RESEARCHER Hung Wai Man
Graduate School: Health Sciences
The Hong Kong Polytechnic University
Master’s Thesis: May 2000

OBJECTIVE
To study the relationship between the leadership practices of middle managers of Clinical Oncology Department in hospitals and the job satisfaction of subordinates.

METHODOLOGY
The population consisted of all 120 therapeutic radiographers (who are not taking the post Department Manager and Senior Radiographer) and who are working in Hospital Authority. Eighty-four respondents (70%) completed the Leadership Practices Inventory (Individual Contributor version), as well as the Nurse’s Job Satisfaction Measure (Cheung, Shae, Wong, Luk and Fielding, 1993). The typical respondent was male (58%), 26-30 years of age (42%), with less than five years of service (51%). Internal reliability coefficients (Cronbach’s Alpha) for this sample were as follows: Challenging (.82), Inspiring (.90), Enabling (.93), Modeling (.88), and Encouraging (.89).

KEY FINDINGS
Multiple regression analysis revealed a statistically significant relationship between the five practices of exemplary leaders and job satisfaction of subordinates (explaining about 42.3% of the variance).
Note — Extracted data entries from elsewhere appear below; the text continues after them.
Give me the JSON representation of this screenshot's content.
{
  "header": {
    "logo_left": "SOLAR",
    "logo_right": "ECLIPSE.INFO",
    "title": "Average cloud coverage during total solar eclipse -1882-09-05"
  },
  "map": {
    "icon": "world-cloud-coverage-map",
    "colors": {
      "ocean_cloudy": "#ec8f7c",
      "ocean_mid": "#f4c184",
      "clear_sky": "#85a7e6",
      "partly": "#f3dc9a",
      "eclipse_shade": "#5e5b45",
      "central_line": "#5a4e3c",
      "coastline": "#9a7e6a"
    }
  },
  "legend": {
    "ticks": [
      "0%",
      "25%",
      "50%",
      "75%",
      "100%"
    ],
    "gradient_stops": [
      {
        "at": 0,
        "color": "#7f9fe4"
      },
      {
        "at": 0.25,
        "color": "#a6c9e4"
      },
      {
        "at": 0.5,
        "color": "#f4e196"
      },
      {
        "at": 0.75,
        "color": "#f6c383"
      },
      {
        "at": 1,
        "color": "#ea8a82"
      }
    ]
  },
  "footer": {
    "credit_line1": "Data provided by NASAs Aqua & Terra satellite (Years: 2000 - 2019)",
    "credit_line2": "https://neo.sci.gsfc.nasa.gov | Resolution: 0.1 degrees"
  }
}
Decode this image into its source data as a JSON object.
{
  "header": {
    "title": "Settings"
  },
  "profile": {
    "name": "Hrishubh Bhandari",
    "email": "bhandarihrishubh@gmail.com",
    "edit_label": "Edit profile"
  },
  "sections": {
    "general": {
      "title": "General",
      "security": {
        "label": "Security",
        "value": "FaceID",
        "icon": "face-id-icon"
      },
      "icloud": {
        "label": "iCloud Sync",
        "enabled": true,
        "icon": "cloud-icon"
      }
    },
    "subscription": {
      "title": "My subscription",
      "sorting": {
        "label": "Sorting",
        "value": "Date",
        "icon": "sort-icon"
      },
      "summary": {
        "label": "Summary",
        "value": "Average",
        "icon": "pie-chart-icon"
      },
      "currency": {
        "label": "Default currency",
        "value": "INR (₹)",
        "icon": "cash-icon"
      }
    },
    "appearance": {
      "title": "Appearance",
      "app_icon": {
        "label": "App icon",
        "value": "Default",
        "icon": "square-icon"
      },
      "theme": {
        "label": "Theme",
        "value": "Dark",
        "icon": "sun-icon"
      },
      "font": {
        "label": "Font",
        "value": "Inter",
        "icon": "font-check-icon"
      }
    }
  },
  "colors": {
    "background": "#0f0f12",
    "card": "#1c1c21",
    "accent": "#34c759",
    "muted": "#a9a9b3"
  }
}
Further analysis showed that the five leadership practices were significantly related to the separate facets of job satisfaction: Commitment, Professionalism, Job Nature, Personal Control, Locus of Control, Communication, Pay and Prospect, and Education and Training. Analyses by age, professional qualification and years of service did not indicate any moderating impacts of these demographic variables. Males and females differed only the leadership practice of Challenging the Process.